The last decade includes the financial crisis of 2007-2009, with the peak being the second half of 2008. It seems implausible that there are funds that delivered positive returns in that environment, as well as during the bull market over the past six years. If you’re looking at total return on annual basis, the funds below manage to deliver in every environment over the past decade, but how much of a return? And most importantly for long-term investors, what has been the cumulative return for these funds since their inception dates? That should give you a better idea of what kind of opportunities, or lack of, might lie ahead.

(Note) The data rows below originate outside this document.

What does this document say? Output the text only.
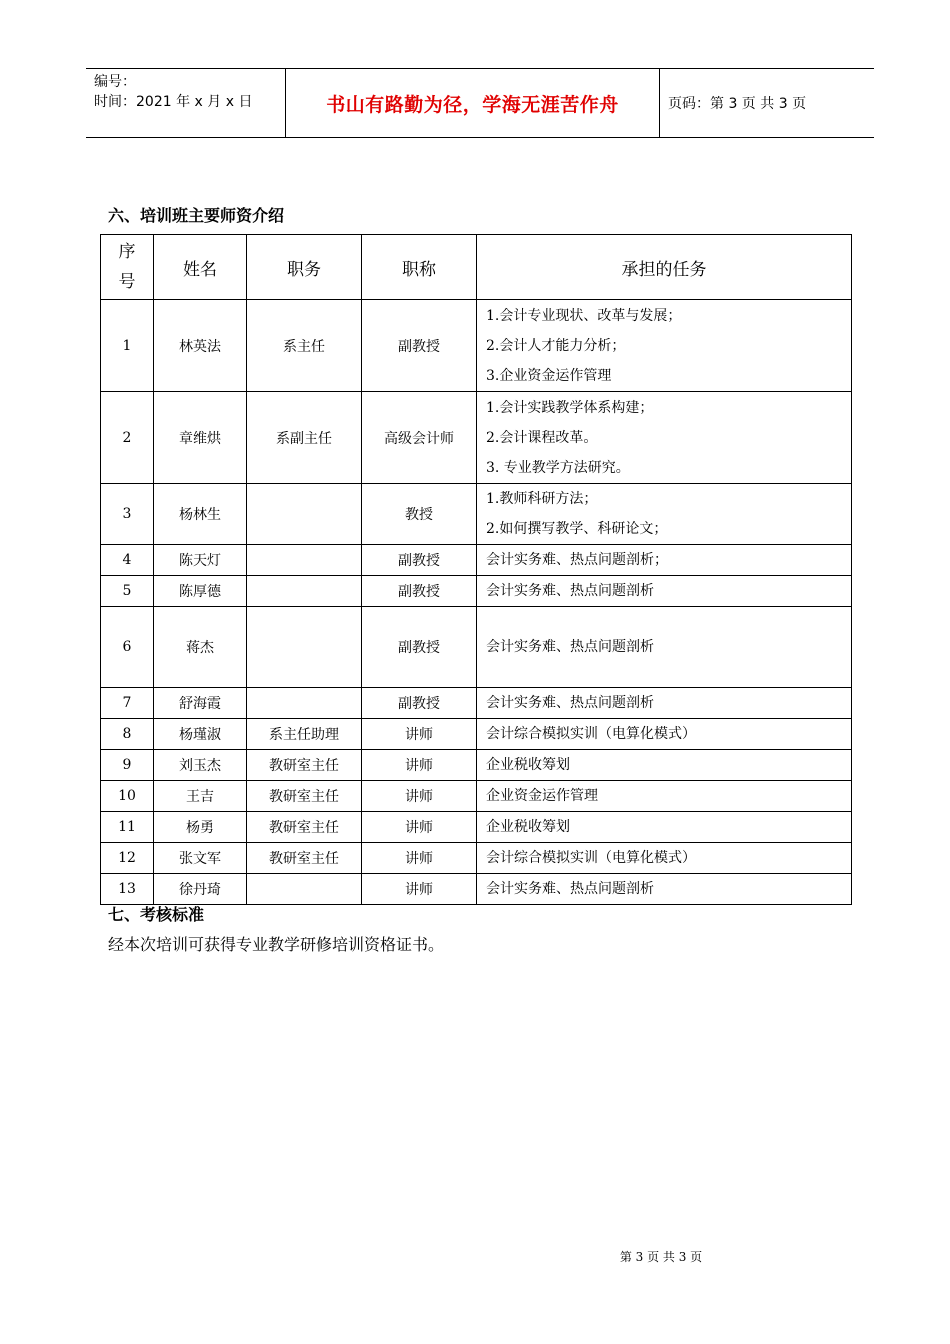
编号：
时间：2021 年 x 月 x 日	书山有路勤为径，学海无涯苦作舟	页码：第 3 页 共 3 页
六、培训班主要师资介绍
序
号	姓名	职务	职称	承担的任务
1	林英法	系主任	副教授	1.会计专业现状、改革与发展；
2.会计人才能力分析；
3.企业资金运作管理

2	章维烘	系副主任	高级会计师	1.会计实践教学体系构建；
2.会计课程改革。
3. 专业教学方法研究。

3	杨林生		教授	1.教师科研方法；
2.如何撰写教学、科研论文；

4	陈天灯		副教授	会计实务难、热点问题剖析；

5	陈厚德		副教授	会计实务难、热点问题剖析

6	蒋杰		副教授	会计实务难、热点问题剖析

7	舒海霞		副教授	会计实务难、热点问题剖析

8	杨瑾淑	系主任助理	讲师	会计综合模拟实训（电算化模式）

9	刘玉杰	教研室主任	讲师	企业税收筹划

10	王吉	教研室主任	讲师	企业资金运作管理

11	杨勇	教研室主任	讲师	企业税收筹划

12	张文军	教研室主任	讲师	会计综合模拟实训（电算化模式）

13	徐丹琦		讲师	会计实务难、热点问题剖析
七、考核标准
经本次培训可获得专业教学研修培训资格证书。
第 3 页 共 3 页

Due to current economic conditions that have the potential to worsen in 2016, it might be prudent to stick to funds that have the majority of their exposure to investment-grade bonds.

High Quality, Low Return

If you’re looking for exposure to investment-grade bonds, then consider Great-West Short Duration Bond (MXSDX), which invests at least 80% of its net assets in U.S. Treasuries, commercial and residential mortgage-backed securities, asset-backed securities and corporate bonds. MXSDX has depreciated 0.10% since Aug. 1, 1995, but investors are here for capital preservation, not capital appreciation. MXSDX yields 1.17%. The expense ratio of 0.60% is lower than the category average of 0.81% and there is no minimum investment. These aren’t exemplary numbers, but the objective is to stay safe during volatile times while picking up a little yield. (For more, see: Top 4 Investment Grade Corporate Bonds ETFs.)

Expensive Results

The Western Asset Mortgage Backed Securities Fund (HGVSX) launched on March 20, 1984. Since that time, it has appreciated 8.79%. It currently yields 2.70%. The fund’s strategy is to invest at least 80% of its net assets in mortgage-backed securities and 72.96% of its bond holdings are rated AAA, which should allow investors some peace of mind. The bad news is that HGVSX comes with an expense ratio of 1.78% versus a category average of 0.82%. The minimum investment is $1,000.

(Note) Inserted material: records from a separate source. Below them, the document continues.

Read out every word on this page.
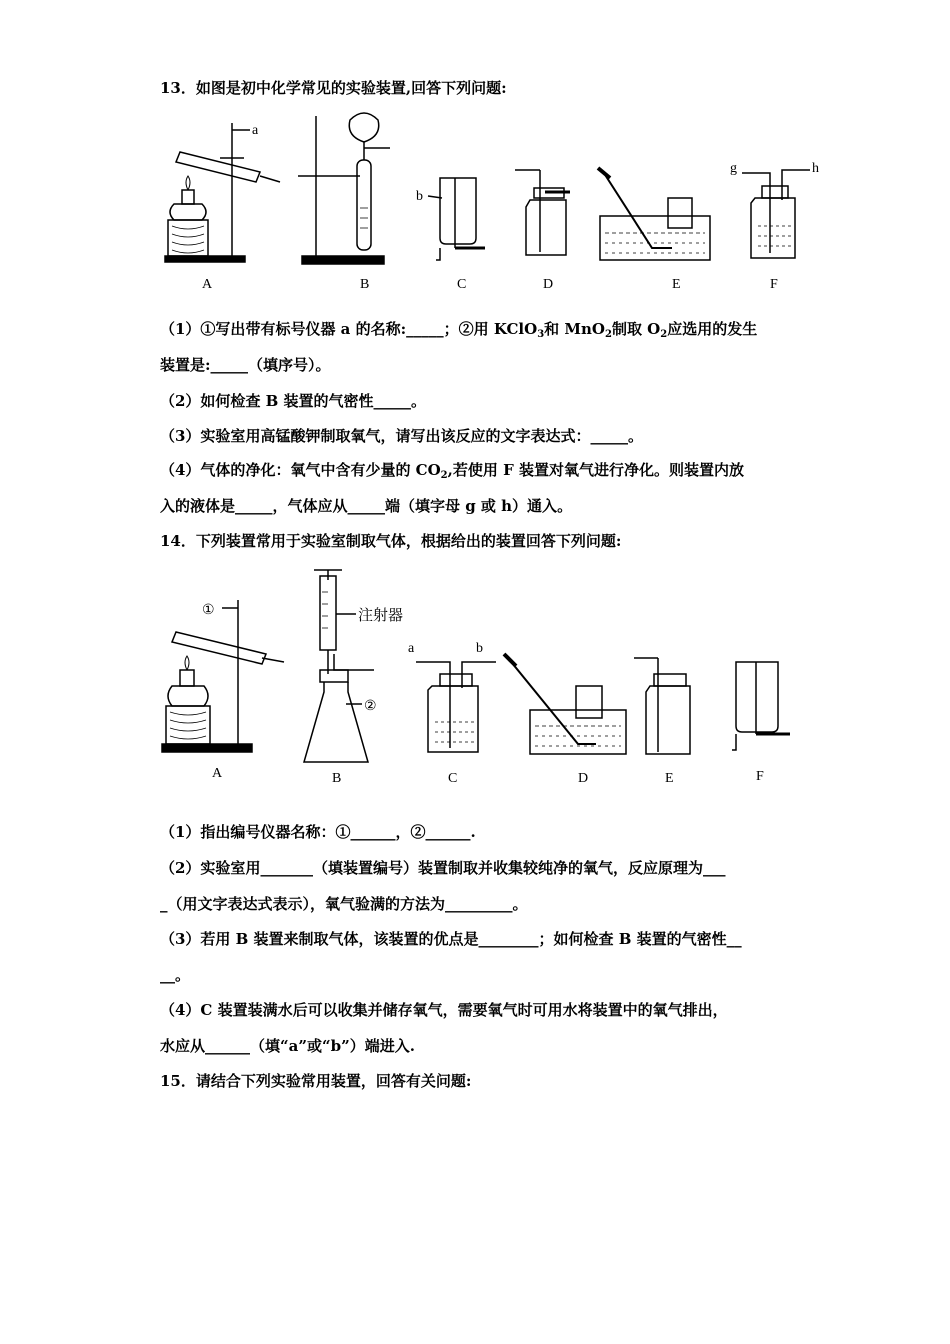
13．如图是初中化学常见的实验装置,回答下列问题:
a
b
g	h
A	B	C	D	E	F
（1）①写出带有标号仪器 a 的名称:_____；②用 KClO$_3$和 MnO$_2$制取 $O_2$应选用的发生
装置是:_____（填序号）。
（2）如何检查 B 装置的气密性_____。
（3）实验室用高锰酸钾制取氧气，请写出该反应的文字表达式：_____。
（4）气体的净化：氧气中含有少量的 $CO_2$,若使用 F 装置对氧气进行净化。则装置内放
入的液体是_____，气体应从_____端（填字母 g 或 h）通入。
14．下列装置常用于实验室制取气体，根据给出的装置回答下列问题:
①	注射器
②
a	b
A	B	C	D	E	F
（1）指出编号仪器名称：①______，②______.
（2）实验室用_______（填装置编号）装置制取并收集较纯净的氧气，反应原理为___
_（用文字表达式表示），氧气验满的方法为_________。
（3）若用 B 装置来制取气体，该装置的优点是________；如何检查 B 装置的气密性__
__。
（4）C 装置装满水后可以收集并储存氧气，需要氧气时可用水将装置中的氧气排出，
水应从______（填“a”或“b”）端进入.
15．请结合下列实验常用装置，回答有关问题:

Bigger Investment, Not Better Results

Prudential Short-Term Corporate Bond (PBSMX) focuses on high current income with capital preservation by investing in bonds of corporations with varying maturities. The effective duration of the fund is generally less than three years. PBSMX has depreciated 4.31% since its inception date of Sept. 1, 1989. It currently yields 1.19%. The expense ratio of 0.78% is slightly better than the category average of 0.81%. This is a large fund relative to the others on this list, with net assets of $8.99 billion. The minimum investment is $2,500. Is it worth the price? You can make an argument either way, but there are better opportunities available. (For more, see: Top 5 Corporate Bond Mutual Funds.)

No Expense Ratio

BlackRock Allocation Target Shares Series S Portfolio (BRASX) does not come with an expense ratio, which is impressive considering the category average is 0.85%. However, the performance of the fund and its future potential are more important. Since the fund’s inception on Oct. 1, 2014, it has depreciated 3.02%, but it currently yields 2.98%. Another potential positive is that there is no minimum investment. But what is the future likely to hold for BRASX? BRASX invests in:

  • Commercial and residential mortgage-backed securities
  • Obligations of non-U.S. governments and supra-national organizations
  • Obligations of domestic and non-U.S. corporations
  • Asset-backed securities
  • Collateralized mortgage obligations
  • U.S. Treasury and agency securities
  • Derivatives
  • Cash equivalent investments
  • Repurchase agreements
  • Reverse repurchase agreements
  • Dollar rolls

That would qualify as a broad array of investment vehicles. As far as potential goes expect more of the same, which is low capital appreciation – if any – a decent yield, and relative resiliency to bear market environments. (For more, see: Play the Bear Market with Top Bear Market Funds.)

The Bottom Line

If you’re looking for relative resiliency to challenging economic conditions while picking up a little yield, then you might want to consider further researching the funds above. You should not expect a big return. This is more about capital preservation. (For more, see: Do Bear Market Funds Make Sense for Investors?)

Dan Moskowitz does not have any association with any of the funds listed above.